Would c^(-1)=(ab^(-1))^(-1)=a^(-1)b?

4. Oct 8, 2008

### nobody56

could i say let a, b be elements of NG(H), and let a = aHa^-1 and b = bHb^(-1), and since a and b are elements in NG(H) aHa^(-1)=bHb^(-1), then use the division algorithm for right cancellation to say aHa^(-1)b=bHb^(-1)b which goes to aHc^(-1)=bHe and then similarly by the division algorithm for left cancellation, a^(-1)aHc^(-1)=a^(-1)bHe, which simplifies to eHc^(-1)=c^(-1)He....would that lets us say c^(-1) is and element in NG(H), getting us to c^(-1)H(c^(-1))=c^(-1)Hc....but can i claim commutativity and say cHc^(-1)?

5. Oct 8, 2008

### Dick

Mind the ordering. (ab^(-1))^(-1)=ba^(-1).

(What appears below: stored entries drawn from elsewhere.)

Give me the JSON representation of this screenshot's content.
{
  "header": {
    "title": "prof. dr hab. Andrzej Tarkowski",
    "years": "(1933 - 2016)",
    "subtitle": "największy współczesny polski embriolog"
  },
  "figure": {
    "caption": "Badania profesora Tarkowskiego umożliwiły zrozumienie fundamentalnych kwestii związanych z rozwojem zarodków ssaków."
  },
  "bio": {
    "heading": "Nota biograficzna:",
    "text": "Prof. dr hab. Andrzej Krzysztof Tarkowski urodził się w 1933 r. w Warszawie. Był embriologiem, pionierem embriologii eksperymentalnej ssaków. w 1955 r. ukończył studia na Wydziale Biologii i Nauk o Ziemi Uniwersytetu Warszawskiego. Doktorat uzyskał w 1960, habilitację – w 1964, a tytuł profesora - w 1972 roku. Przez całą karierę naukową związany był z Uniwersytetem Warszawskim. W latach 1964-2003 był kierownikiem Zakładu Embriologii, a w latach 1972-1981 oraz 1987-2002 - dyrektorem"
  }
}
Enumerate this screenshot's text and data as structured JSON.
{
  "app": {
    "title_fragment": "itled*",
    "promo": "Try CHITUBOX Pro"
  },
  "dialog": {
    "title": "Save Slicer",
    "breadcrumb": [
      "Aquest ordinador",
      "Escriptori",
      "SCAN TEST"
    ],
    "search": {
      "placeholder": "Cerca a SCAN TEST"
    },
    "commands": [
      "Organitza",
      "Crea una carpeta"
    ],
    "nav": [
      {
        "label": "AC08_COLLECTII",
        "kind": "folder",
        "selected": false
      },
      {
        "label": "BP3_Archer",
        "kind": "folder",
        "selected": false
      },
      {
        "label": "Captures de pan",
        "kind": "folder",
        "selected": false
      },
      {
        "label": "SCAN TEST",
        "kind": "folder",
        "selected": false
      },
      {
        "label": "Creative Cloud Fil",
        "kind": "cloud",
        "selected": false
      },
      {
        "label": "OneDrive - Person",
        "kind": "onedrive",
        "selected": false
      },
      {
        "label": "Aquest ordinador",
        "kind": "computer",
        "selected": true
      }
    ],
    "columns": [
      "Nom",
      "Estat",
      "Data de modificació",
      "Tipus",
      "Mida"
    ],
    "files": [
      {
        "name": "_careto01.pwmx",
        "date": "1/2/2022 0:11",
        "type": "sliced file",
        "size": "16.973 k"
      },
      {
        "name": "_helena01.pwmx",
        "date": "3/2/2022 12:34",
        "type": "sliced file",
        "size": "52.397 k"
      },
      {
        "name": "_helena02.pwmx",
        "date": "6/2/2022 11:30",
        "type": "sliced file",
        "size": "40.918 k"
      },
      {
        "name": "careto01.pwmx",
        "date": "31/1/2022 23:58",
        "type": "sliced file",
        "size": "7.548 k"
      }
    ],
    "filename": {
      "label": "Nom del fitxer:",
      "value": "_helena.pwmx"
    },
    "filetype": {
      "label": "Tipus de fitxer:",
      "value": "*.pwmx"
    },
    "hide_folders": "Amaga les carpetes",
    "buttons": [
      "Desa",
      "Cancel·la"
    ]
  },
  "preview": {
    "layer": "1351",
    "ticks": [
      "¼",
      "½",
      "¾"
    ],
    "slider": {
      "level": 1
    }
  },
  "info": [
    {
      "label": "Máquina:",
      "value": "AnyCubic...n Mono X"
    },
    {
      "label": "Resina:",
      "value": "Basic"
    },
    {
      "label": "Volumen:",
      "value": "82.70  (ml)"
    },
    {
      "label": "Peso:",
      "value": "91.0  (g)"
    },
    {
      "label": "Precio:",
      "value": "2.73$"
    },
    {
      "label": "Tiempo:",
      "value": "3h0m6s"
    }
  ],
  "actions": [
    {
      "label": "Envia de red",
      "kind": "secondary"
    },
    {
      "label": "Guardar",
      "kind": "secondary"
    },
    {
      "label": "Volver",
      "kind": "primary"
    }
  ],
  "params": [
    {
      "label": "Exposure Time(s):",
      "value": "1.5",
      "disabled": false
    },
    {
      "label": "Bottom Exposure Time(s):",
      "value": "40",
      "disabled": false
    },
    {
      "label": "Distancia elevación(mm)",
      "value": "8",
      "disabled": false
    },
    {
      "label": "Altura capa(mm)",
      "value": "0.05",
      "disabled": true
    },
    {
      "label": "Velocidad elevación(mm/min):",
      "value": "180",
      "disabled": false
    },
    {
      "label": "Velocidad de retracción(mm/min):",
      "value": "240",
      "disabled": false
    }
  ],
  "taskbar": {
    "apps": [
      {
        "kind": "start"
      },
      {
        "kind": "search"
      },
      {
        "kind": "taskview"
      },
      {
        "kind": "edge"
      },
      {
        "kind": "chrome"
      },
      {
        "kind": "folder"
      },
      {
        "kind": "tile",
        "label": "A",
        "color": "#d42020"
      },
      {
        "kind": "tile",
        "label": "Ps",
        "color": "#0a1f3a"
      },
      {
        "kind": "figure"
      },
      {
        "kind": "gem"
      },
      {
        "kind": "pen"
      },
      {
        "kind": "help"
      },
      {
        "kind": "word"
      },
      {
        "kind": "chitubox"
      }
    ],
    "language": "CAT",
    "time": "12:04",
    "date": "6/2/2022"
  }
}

To prove it multiply that by ab^(-1). Do you see how that works?

6. Oct 8, 2008

### Dick

You cannot say a=aHa^-1 for a start. H=aHa^-1. Not a. The rest of it is sort of ok, If you can get to c^(-1)Hc=H that's fine, you don't need any commutativity to turn that into cHc^(-1)=H. Do you see why?

7. Oct 8, 2008

### nobody56

yeah, i forgot the ordering....as for c^(-1)Hc=(c^(-1)Hc)^(-1)=cHc^(-1) by the same ordering property right?

8. Oct 8, 2008

### Dick

Ok, since H^(-1)=H.

9. Oct 8, 2008

### nobody56

right, so for b could I take the definition of a Centralizer CG(H)={g element of G, such that ga=ag} and just plug in the elements to show CG(H)=H? and do the same for the normalizer?

10. Oct 8, 2008

### Dick

Yes, now you just have to do some calculations in the dihedral groups to try and figure out what the normalizer and centralizer are.

11. Oct 10, 2008

### nobody56

So then would i just be able to say that since CD4(r2)={1, r2, s, sr2},and CD4(s)={1, r2, s, sr2}, and CD4(sr2)={1, r2, s, sr2}, then CD4(1, s, r2, sr2)={1, r2, s, sr2}...or should i try and show each part, as in 1*r=r*1, which seems kinda tidious

12. Oct 10, 2008

### Dick

I would think you could just state the answers without showing every calculation you did. But that's just my opinion.

13. Oct 10, 2008

### nobody56

i decided to play it safe, and just wrote it all out, thank you for your time and help!